Princes and MadmenPublish date: Wed Mar 5, 2003
Tags: archives essays fame mental-health
A strange idea came to me in conversation the other day, namely that my experience with schizophrenia helps me understand, just a little, what it must be like to be Prince William. I say this because one of the most persistent symptoms of my schizophrenia is the feeling that everyone is talking critically about me. Some of that feeling is likely due to thought patterns formed while ill remaining even after the physical cause which created those thought patterns has been treated with medication. In any event, this paranoia causes me to wonder what it would be like to really have people talking about me all the time.
Dealing with feeling like my every move was being analyzed was quite difficult; life is much happier now that medication has greatly reduced the frequency with which I feel the pressure of being watched. I can only wonder what life is like for Prince William given that he truly is under a microscope. I think would be worse to be royalty and have my symptoms, however. I say this because, even without being royalty, I find it hard enough to tell when I’m being paranoid and when people really are talking about me.

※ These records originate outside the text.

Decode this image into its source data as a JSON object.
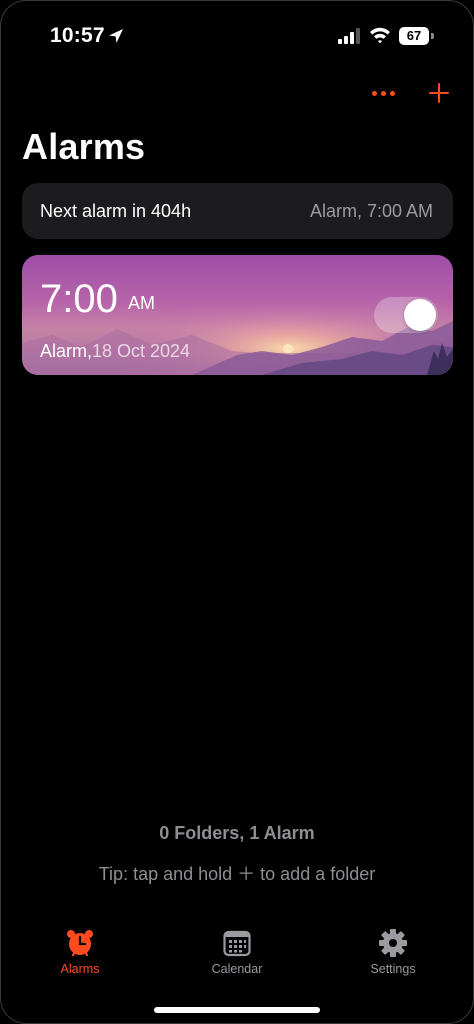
{
  "status_bar": {
    "time": "10:57",
    "battery": "67",
    "icons": [
      "location-arrow-icon",
      "cellular-signal-icon",
      "wifi-icon",
      "battery-icon"
    ]
  },
  "header": {
    "title": "Alarms",
    "more_icon": "ellipsis-icon",
    "add_icon": "plus-icon",
    "accent_color": "#ff4b1f"
  },
  "next_alarm": {
    "text": "Next alarm in 404h",
    "detail": "Alarm, 7:00 AM"
  },
  "alarm": {
    "time": "7:00",
    "ampm": "AM",
    "label": "Alarm,",
    "date": "18 Oct 2024",
    "enabled": true
  },
  "summary": {
    "count_text": "0 Folders, 1 Alarm",
    "tip": "Tip: tap and hold ＋ to add a folder"
  },
  "tab_bar": {
    "active": "Alarms",
    "tabs": [
      {
        "label": "Alarms",
        "icon": "alarm-clock-icon"
      },
      {
        "label": "Calendar",
        "icon": "calendar-icon"
      },
      {
        "label": "Settings",
        "icon": "gear-icon"
      }
    ]
  }
}
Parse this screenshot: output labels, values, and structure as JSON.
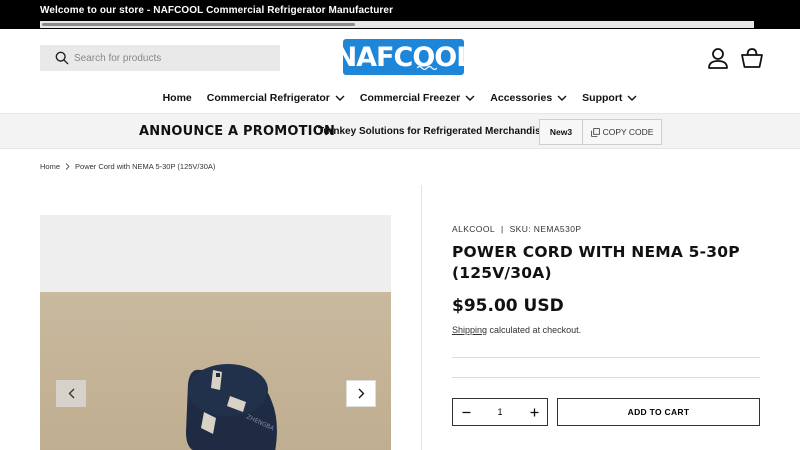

I’ve discovered that there are three things I need to think about with respect to that question. This first of these is whether it is in fact true that I am being talked about. It is important for me to recognize that while feelings of being talked about can be symptomatic of schizophrenia, it is also true that people really do talk about other people. For example, in healthy families, family members are concerned for, and therefore talk about, other family members. Secondly, it is important to determine whether what is being said about me is critical, good, or neutral. I find I have to fight a tendency, both from schizophrenia and insecurities, to assume the worst. Finally, evaluating how much the opinion of the people doing the talking matters to me is helpful.
In general, if the opinion of everyone matters to you, then, as a person with schizophrenia; royalty; or a celebrity, you are in trouble because there is no way you can please everyone all the time. For myself I’m learning to not worry so much about what other people think and concern myself more with what I think of my own actions, as well as to accept my imperfections as normal human limitations. This is harder than it sounds, but I’m certainly happier for it.
I hope that you, and Prince William, can say the same!